When Georgia launched its assault on South Ossetia, Putin seized the moment to raise the question: What rules are going to govern international law and sovereignty in the years ahead? Will the UN rules and the notion of fixed borders apply, as his neighbor to the Georgia claimed in justifying its invasion, or were we going to live under the new Kosovo rules, that the Americans and the West had now embraced, when might would replace right? If NATO could usurp UN authority and christen Kosovo a state, Russia could do the same.
When American Secretary of Defense Robert Gates promptly announced that under no circumstances would America come to Georgia’s aid militarily, he was simply affirming what Putin knew to be the case: In the wake of two long wars and a debased currency, the US has become long on hubris and short on stick, and would not come to Georgia's defense. The era of American uni-polar authority was pronounced to be a dead letter.
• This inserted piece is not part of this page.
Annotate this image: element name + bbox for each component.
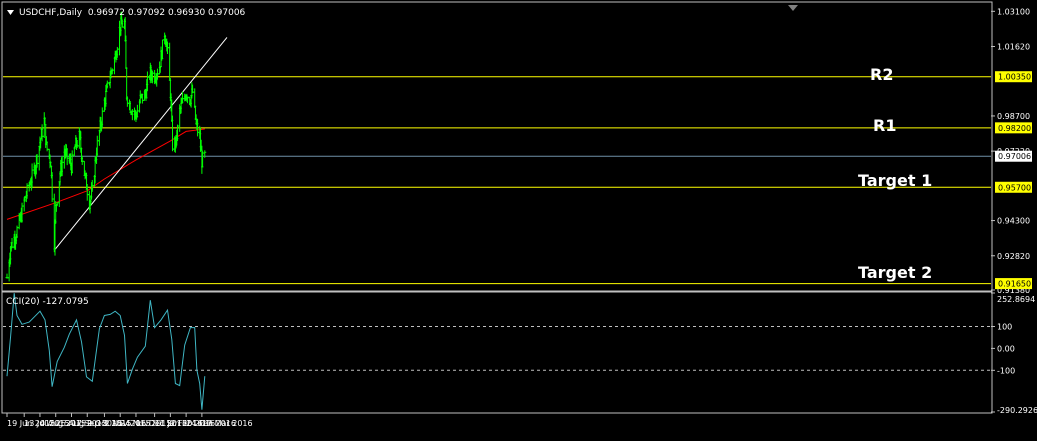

Seven years ago, when we were stronger and Russia was weaker, Putin proposed a partnership with America, but we demurred. Yet today, as we face a hostile and expansionist Iran, and a resurgent Taliban, Russia continues to share our interests in controlling Iran and Jihadism. Today, as before, Russia’s cooperation is critical to our efforts in Afghanistan. And today, Russia has become a critical source of energy to Europe and a true partner in the world economy. Today, the logic of US policy that seeks to further destabilize Russia is not apparent. Perhaps, given the challenges we face in the world, and the real threats to our national and economic security, we should consider setting aside our animus toward Russia, just for a little while.
The irony is that Putin does not want the Kosovo rules or a war with the West. The Russian leader knows well that a new arms race will undermine Russia’s future and ability to build a real economy. Sending Russian tanks into Georgia was not a provocation. Quite the contrary. Vladimir Putin was just trying to get our attention.
Perhaps it is time that someone listens.